Aluminium giant Alcoa has succeeded in its bid for control of aircraft castings specialist Howmet International. The all-US deal brings together the world's largest aluminium producer and the largest manufacturer of precision castings.
Independent directors controlling 15% of Greenwich, Connecticut-based Howmet, a major supplier to Airbus and Boeing aircraft, agreed to sell their stock to Alcoa, based in Pittsburgh, for $23 a share, or $23.1 million.
Alcoa announced the $2.9 billion purchase of Howmet's parent, Cordant Technologies, in March, but said the castings specialist was its real target, and that it would buy the 15% of its stock not controlled by Cordant.
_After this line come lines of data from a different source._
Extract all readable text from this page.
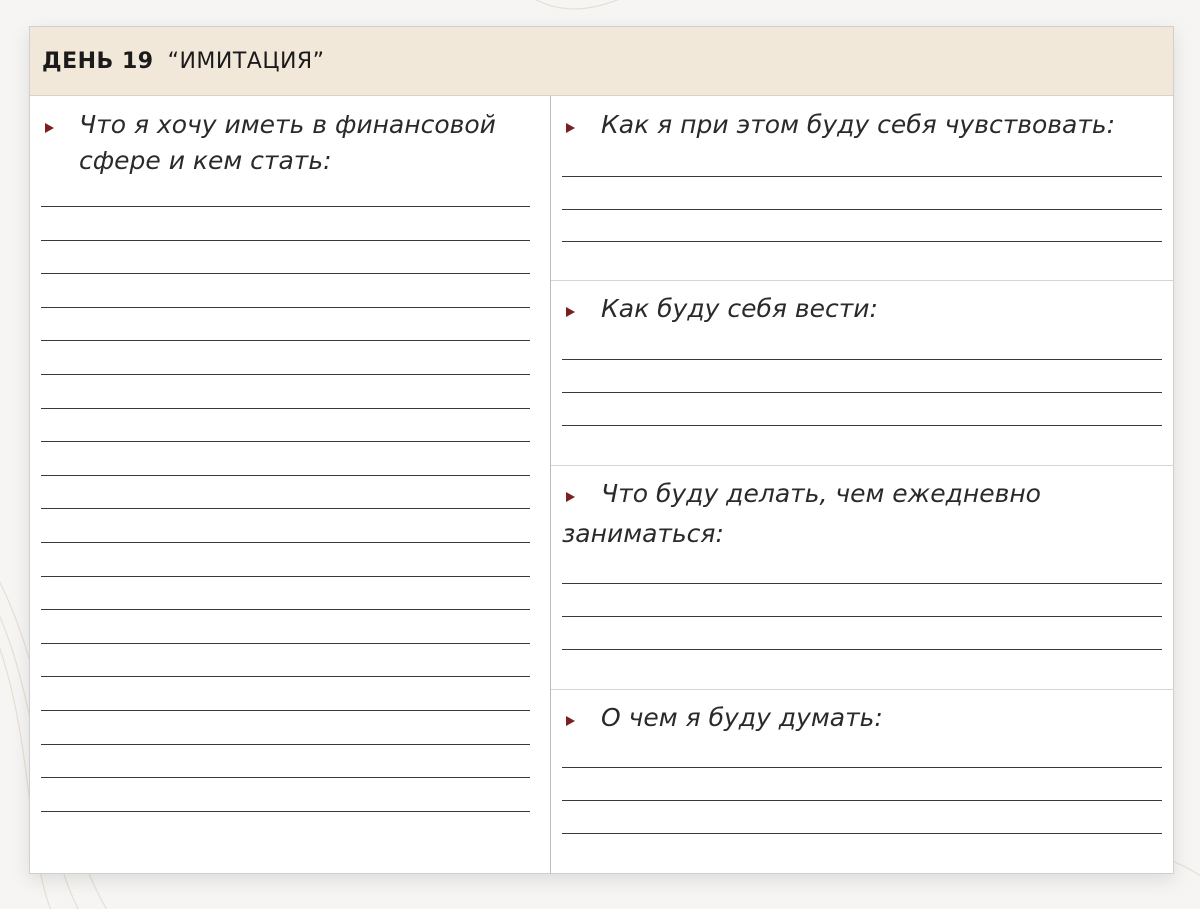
ДЕНЬ 19 “ИМИТАЦИЯ”
Что я хочу иметь в финансовой сфере и кем стать:
Как я при этом буду себя чувствовать:
Как буду себя вести:
Что буду делать, чем ежедневно
заниматься:
О чем я буду думать:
An initial $20 per share offer was rejected before a definitive agreement, signed on 2 June, settled on the $23 per share price, uniting businesses which Alcoa says have "obvious complementary activities". Howmet, with 29 production sites in the USA, Canada, France, the UK and Japan, is the number one supplier of investment-cast superalloy and titanium used in jet aircraft and aero-engines. It says its products "are part of every aircraft turbine engine flying in the Western world".
Through its Cordant purchase, Alcoa owns solid rocket propulsion systems specialist Thiokol Propulsion and Huck International, which makes fasteners for commercial and military aircraft.
The Howmet takeover is the latest in a series of major transactions in the rapidly consolidating aluminium sector. Last month Alcoa completed the $4.4 billion acquisition of Reynolds Metals of the USA, the world's number three aluminium producer, while number two, Alcan of Canada, bought Algroup of Switzerland for $5.7 billion two weeks ago. Alcan's linked move for France's Pechiney has been blocked by regulators.